Well, at least we’re consistent.

The past few months, the newspapers have run headline after headline describing America’s failures in trying to shoot the Moon.  The Air Force had the first at-bat with its three Pioneers.  #0 blew up so early that it wasn’t even dignified with a name.  #1 limped about halfway to the Moon before falling back down.  #2’s performance was somewhere in the middle.

If you believe the papers (and/or the Vice President), all of these flights were successes.  After all, any launch, even one that doesn’t meet its goals, is a learning experience.  Sarcasm aside, Pioneers I and II were not total washes–they sent back a lot of good data on the Earth’s magnetic field and the radiation trapped therein.  Moreover, they went a lot higher than any of our previous probes, certainly higher than anything the Russians have sent up.

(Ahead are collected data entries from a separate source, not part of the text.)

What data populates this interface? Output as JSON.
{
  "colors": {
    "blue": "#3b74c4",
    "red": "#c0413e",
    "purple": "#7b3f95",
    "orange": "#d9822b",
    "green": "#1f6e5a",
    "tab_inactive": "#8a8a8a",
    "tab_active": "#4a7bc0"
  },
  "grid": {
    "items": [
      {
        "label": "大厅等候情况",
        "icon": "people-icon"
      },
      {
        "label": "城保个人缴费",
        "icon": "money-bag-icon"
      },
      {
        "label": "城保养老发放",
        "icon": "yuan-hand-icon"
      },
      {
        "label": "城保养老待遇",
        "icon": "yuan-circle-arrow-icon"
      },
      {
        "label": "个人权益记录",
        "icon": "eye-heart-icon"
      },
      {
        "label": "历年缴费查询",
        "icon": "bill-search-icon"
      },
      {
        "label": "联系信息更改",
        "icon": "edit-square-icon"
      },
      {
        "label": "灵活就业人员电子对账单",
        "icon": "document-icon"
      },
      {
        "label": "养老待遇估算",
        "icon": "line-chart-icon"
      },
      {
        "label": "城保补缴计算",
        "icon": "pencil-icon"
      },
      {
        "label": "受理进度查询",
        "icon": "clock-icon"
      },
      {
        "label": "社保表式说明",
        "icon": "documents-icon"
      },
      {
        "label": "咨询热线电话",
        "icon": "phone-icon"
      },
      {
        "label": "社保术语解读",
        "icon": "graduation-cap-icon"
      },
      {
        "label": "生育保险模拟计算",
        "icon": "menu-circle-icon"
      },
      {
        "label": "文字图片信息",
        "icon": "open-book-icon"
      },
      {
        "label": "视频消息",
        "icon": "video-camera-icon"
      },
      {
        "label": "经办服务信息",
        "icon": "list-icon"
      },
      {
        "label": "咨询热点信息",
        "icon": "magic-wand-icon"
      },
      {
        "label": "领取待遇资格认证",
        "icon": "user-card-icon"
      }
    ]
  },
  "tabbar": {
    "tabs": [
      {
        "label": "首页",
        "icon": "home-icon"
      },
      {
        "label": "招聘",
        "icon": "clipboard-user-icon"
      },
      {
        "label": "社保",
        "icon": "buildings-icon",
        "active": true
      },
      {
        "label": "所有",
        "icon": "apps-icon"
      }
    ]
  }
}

The day before yesterday (Dec. 6, 1958) was the Army’s chance to step up to the plate.  If hitting the Moon is a Home Run, I’d say they hit a double.  Pioneer III, a teeny 13-pounder launched on a Juno II made it out about 67,000 miles before falling back to Earth.

As always, I collected as many papers as I could and kept my ears glued to the radio.  Early editions simply announced the launch, but it was clear pretty quickly that something had gone wrong.  Apparently, Pioneer’s rocket ran out of fuel about four seconds early, which sent the probe off at too low an angle.  Even though Pioneer III left Earth with more speed than Pioneer I, its journey was only half as high.  38 hours after launch, the poor little probe was ashes in the ionosphere. 

Silver lining: A good 22 hours of data was collected from the probe, and it is already adding to our knowledge regarding the two (count them: two!) radiation belts girdling the Earth.  As a matter of fact, those belts are the only phenomenon Pioneer III could report on.  Unlike Pioneers 0-II, which had a whole suite of experiments including even a TV camera, Pioneer III had just one experiment: a pair of Geiger-Muller tubes for counting the cosmic radiation particles hitting the spacecraft.  I am not sure why Pioneer III was such a simple probe.  It may be that the Army got the assignment in a hurry and had to rush things.  It might also be that the Army’s Juno II doesn’t have the enough strength to lift anything heavier.

In any event, this isn’t the last we’ll be hearing from the Army.  Pioneer IV will be up sometime soon, though Major General John Medaris, head of the Army’s rocket development center in Alabama, had no firm dates for the press.

“See me after Christmas,” he told the television people.

Get a load of that puss.  That looks more like a toothache than a booster failure. 

Here’s an interesting question: The Space Race has been marked by more failures than successes.  Did anyone ever write a science fiction story that predicted this level of teething pain in a space program?  It seems to me that space vehicles in fiction simply work.  If they don’t work perfectly, they have maintenance issues like those that afflict an automobile or perhaps a naval vessel.  This goes back to my previous comments regarding the focus of science fiction on the pilot rather than the large and necessary logistical tail. 

It’s a pity we don’t see more stories incorporating launch failures.  They could be an exciting dramatic device.